The Iran conflict’s oil price shock is creating a stark division in the global financial system, separating winners from losers in ways that are already reshaping the economic fortunes of countries, companies, and individuals around the world. With Brent crude having surged more than 25% in a single week to above $91 a barrel, the redistribution of economic value occurring in real time is one of the most dramatic in recent financial history.
The clearest corporate winners are oil and gas producers outside the Gulf conflict zone. North Sea operators, US shale companies, Canadian oil sands producers, and others are seeing their revenues surge as they sell output at prices not seen since April 2024. Energy service companies — the drillers, pipeline operators, and equipment suppliers that support oil and gas production — are also beneficiaries, as higher prices incentivize increased production investment.
The clearest corporate losers are businesses that use significant quantities of energy as an input. Airlines are the most visible and dramatic example, with IAG falling more than 12% and Wizz Air losing nearly a fifth of its stock market value. But the losses extend to manufacturers, logistics companies, chemicals producers, and retailers with large distribution networks. Any company with significant fuel costs has seen its financial model disrupted by the week’s events.
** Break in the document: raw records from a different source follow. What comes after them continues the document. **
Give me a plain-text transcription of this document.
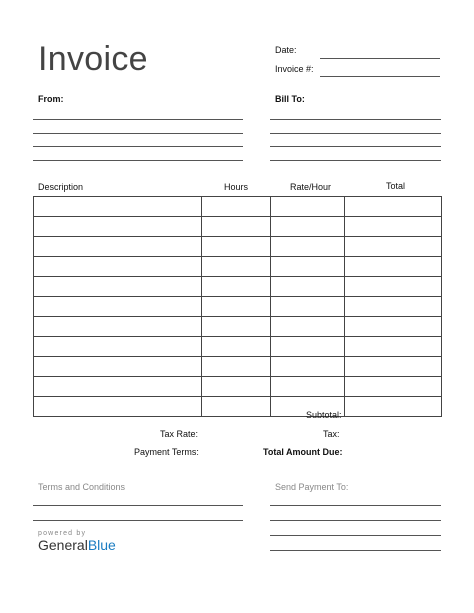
Invoice	Date:
Invoice #:
From:	Bill To:
Description	Hours	Rate/Hour	Total

Subtotal:
Tax Rate:	Tax:
Payment Terms:	Total Amount Due:
Terms and Conditions	Send Payment To:
powered by
GeneralBlue
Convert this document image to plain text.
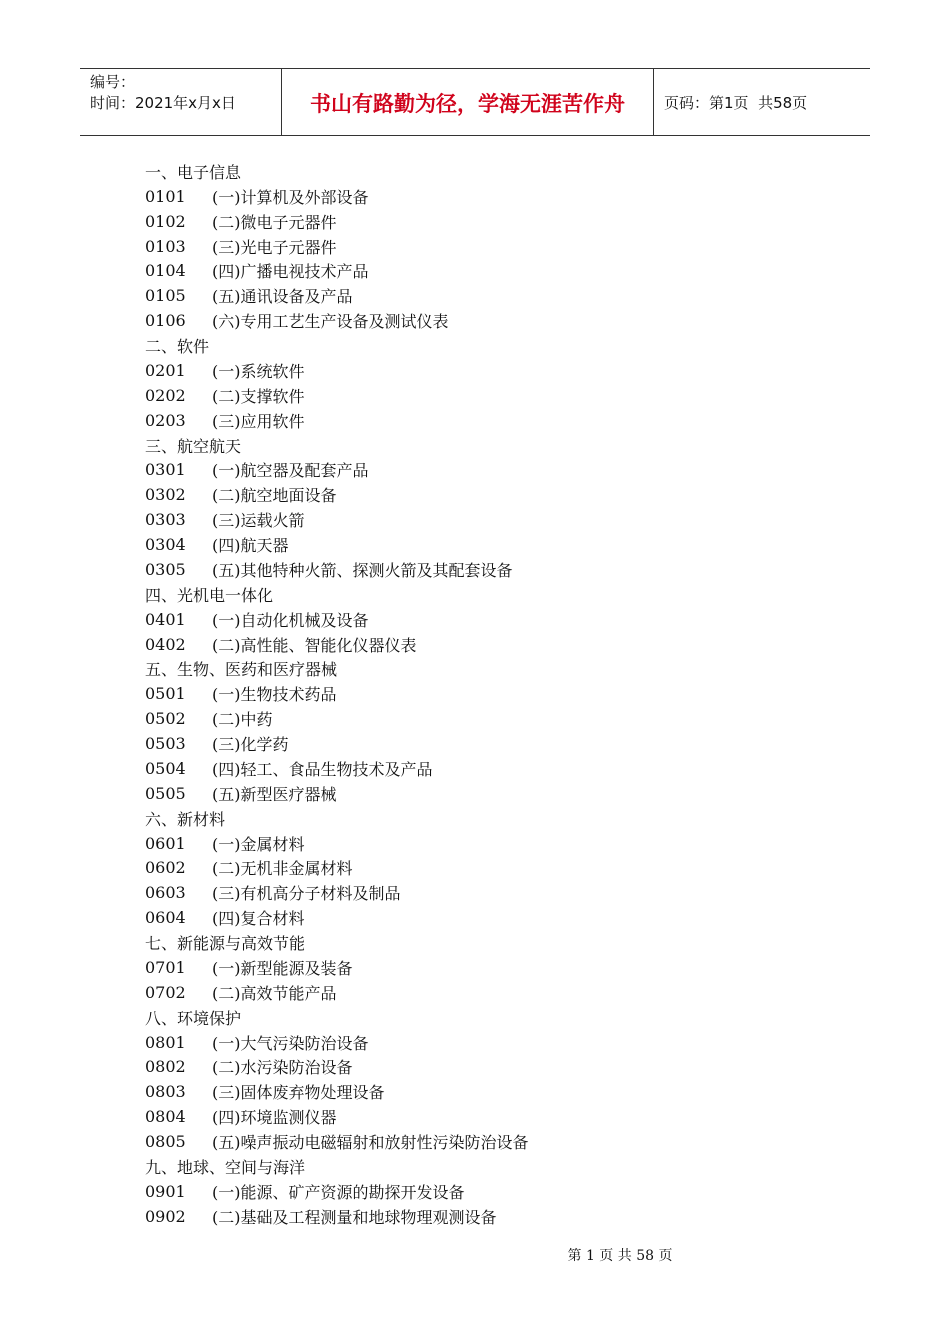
编号：
时间：2021年x月x日	书山有路勤为径，学海无涯苦作舟	页码：第1页  共58页
一、电子信息
0101	(一)计算机及外部设备
0102	(二)微电子元器件
0103	(三)光电子元器件
0104	(四)广播电视技术产品
0105	(五)通讯设备及产品
0106	(六)专用工艺生产设备及测试仪表
二、软件
0201	(一)系统软件
0202	(二)支撑软件
0203	(三)应用软件
三、航空航天
0301	(一)航空器及配套产品
0302	(二)航空地面设备
0303	(三)运载火箭
0304	(四)航天器
0305	(五)其他特种火箭、探测火箭及其配套设备
四、光机电一体化
0401	(一)自动化机械及设备
0402	(二)高性能、智能化仪器仪表
五、生物、医药和医疗器械
0501	(一)生物技术药品
0502	(二)中药
0503	(三)化学药
0504	(四)轻工、食品生物技术及产品
0505	(五)新型医疗器械
六、新材料
0601	(一)金属材料
0602	(二)无机非金属材料
0603	(三)有机高分子材料及制品
0604	(四)复合材料
七、新能源与高效节能
0701	(一)新型能源及装备
0702	(二)高效节能产品
八、环境保护
0801	(一)大气污染防治设备
0802	(二)水污染防治设备
0803	(三)固体废弃物处理设备
0804	(四)环境监测仪器
0805	(五)噪声振动电磁辐射和放射性污染防治设备
九、地球、空间与海洋
0901	(一)能源、矿产资源的勘探开发设备
0902	(二)基础及工程测量和地球物理观测设备
第 1 页 共 58 页
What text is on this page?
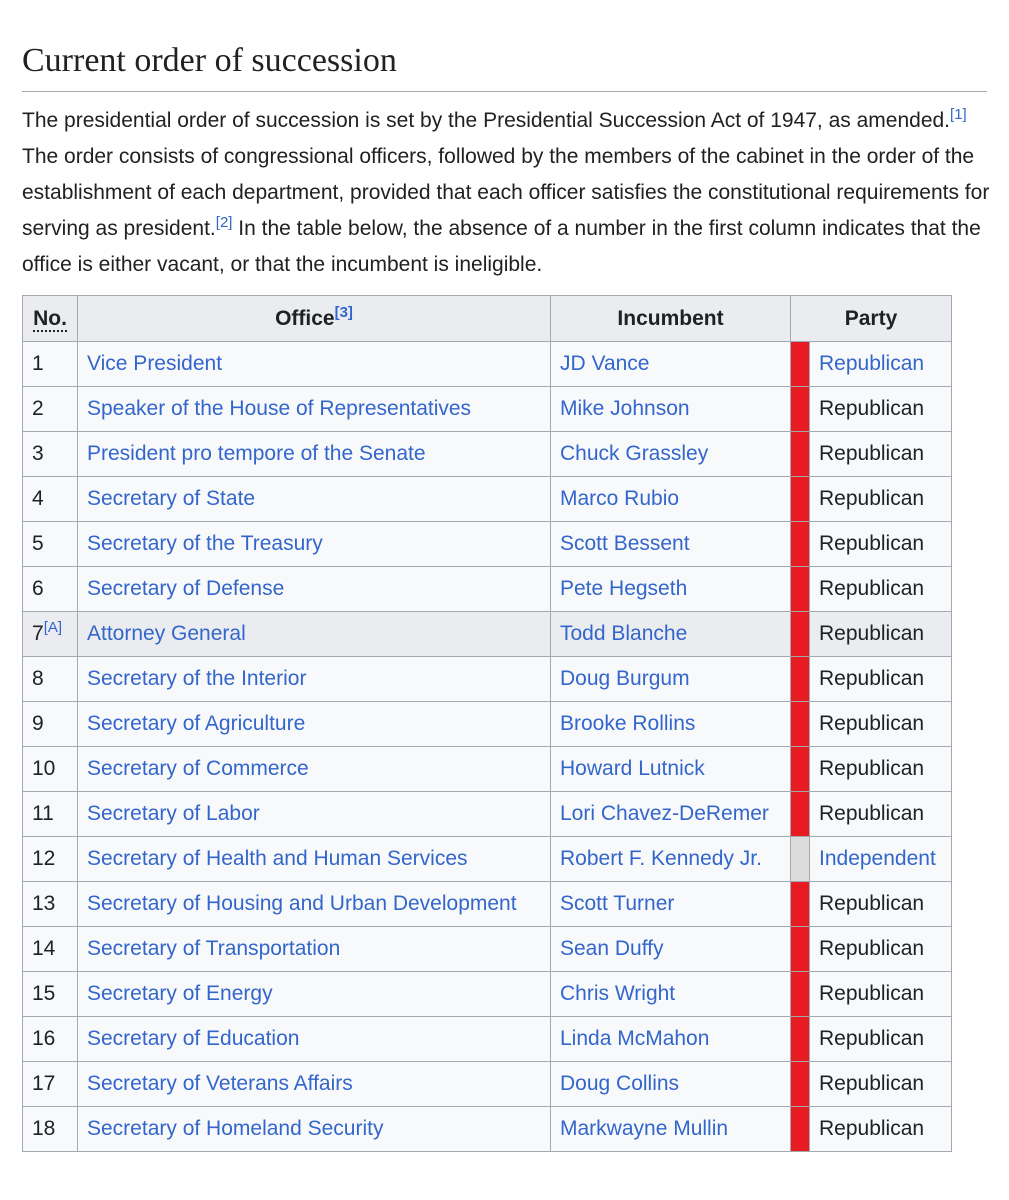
Current order of succession

The presidential order of succession is set by the Presidential Succession Act of 1947, as amended.[1] The order consists of congressional officers, followed by the members of the cabinet in the order of the establishment of each department, provided that each officer satisfies the constitutional requirements for serving as president.[2] In the table below, the absence of a number in the first column indicates that the office is either vacant, or that the incumbent is ineligible.

No.	Office[3]	Incumbent	Party	
1	Vice President	JD Vance		Republican
2	Speaker of the House of Representatives	Mike Johnson		Republican
3	President pro tempore of the Senate	Chuck Grassley		Republican
4	Secretary of State	Marco Rubio		Republican
5	Secretary of the Treasury	Scott Bessent		Republican
6	Secretary of Defense	Pete Hegseth		Republican
7[A]	Attorney General	Todd Blanche		Republican
8	Secretary of the Interior	Doug Burgum		Republican
9	Secretary of Agriculture	Brooke Rollins		Republican
10	Secretary of Commerce	Howard Lutnick		Republican
11	Secretary of Labor	Lori Chavez-DeRemer		Republican
12	Secretary of Health and Human Services	Robert F. Kennedy Jr.		Independent
13	Secretary of Housing and Urban Development	Scott Turner		Republican
14	Secretary of Transportation	Sean Duffy		Republican
15	Secretary of Energy	Chris Wright		Republican
16	Secretary of Education	Linda McMahon		Republican
17	Secretary of Veterans Affairs	Doug Collins		Republican
18	Secretary of Homeland Security	Markwayne Mullin		Republican
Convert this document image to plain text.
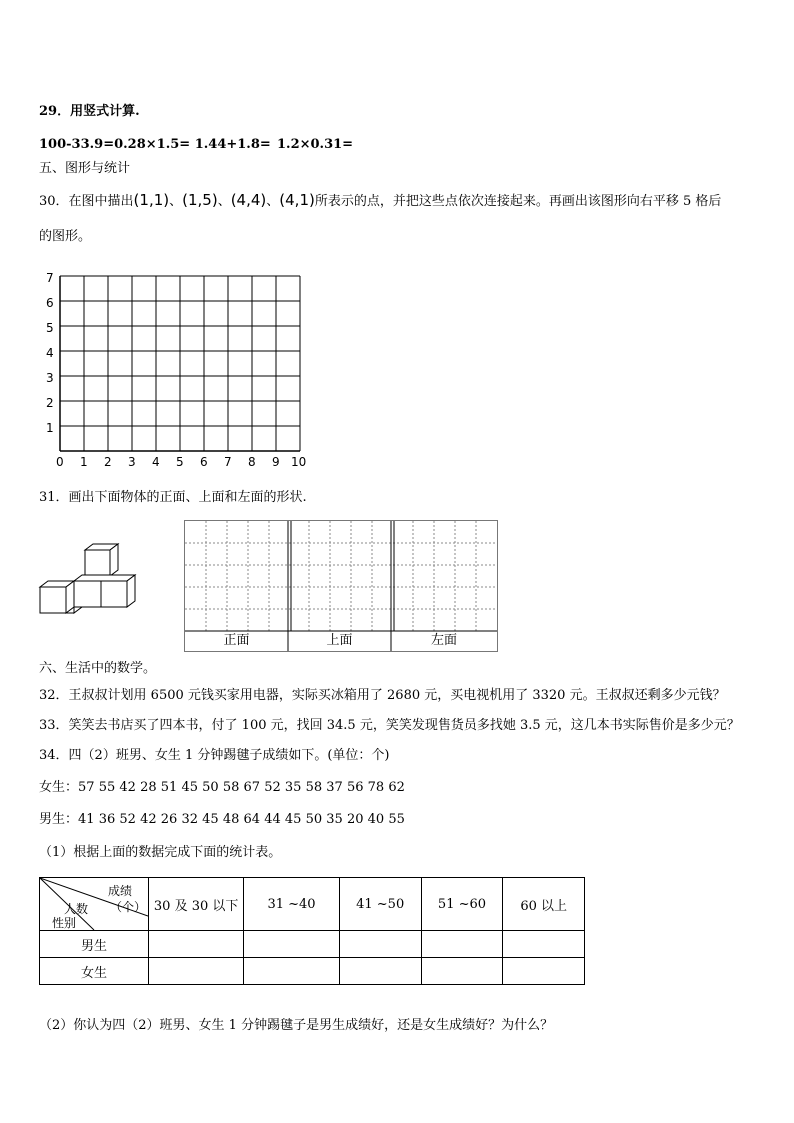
29．用竖式计算.
100-33.9=0.28×1.5= 1.44+1.8= 1.2×0.31=
五、图形与统计
30．在图中描出(1,1)、(1,5)、(4,4)、(4,1)所表示的点，并把这些点依次连接起来。再画出该图形向右平移 5 格后
的图形。
7
6
5
4
3
2
1
0 1 2 3 4 5 6 7 8 9 10
31．画出下面物体的正面、上面和左面的形状.
正面	上面	左面
六、生活中的数学。
32．王叔叔计划用 6500 元钱买家用电器，实际买冰箱用了 2680 元，买电视机用了 3320 元。王叔叔还剩多少元钱？
33．笑笑去书店买了四本书，付了 100 元，找回 34.5 元，笑笑发现售货员多找她 3.5 元，这几本书实际售价是多少元？
34．四（2）班男、女生 1 分钟踢毽子成绩如下。(单位：个)
女生：57 55 42 28 51 45 50 58 67 52 35 58 37 56 78 62
男生：41 36 52 42 26 32 45 48 64 44 45 50 35 20 40 55
（1）根据上面的数据完成下面的统计表。
成绩
（个）
人数
性别	30 及 30 以下	31 ~40	41 ~50	51 ~60	60 以上
男生					
女生					
（2）你认为四（2）班男、女生 1 分钟踢毽子是男生成绩好，还是女生成绩好？为什么？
At the national level, the redistribution favors oil-exporting nations outside the conflict zone — particularly Norway, the US, and Canada — at the expense of oil-importing nations, which bear the cost of higher energy prices in higher inflation, wider trade deficits, and reduced consumer spending power. The situation is particularly severe for developing world oil importers, which face both higher prices and a stronger dollar.
The financial sector sits awkwardly between these camps. Banks with significant exposure to energy sector lending have seen their corporate portfolios improve on the upstream production side while deteriorating on the consumer and industrial side. Bond markets have suffered from surging yields. Insurance companies face potentially massive claims from the Gulf shipping crisis. The winners-and-losers dynamic of the oil shock is creating complexity across the financial system that will take months to fully map.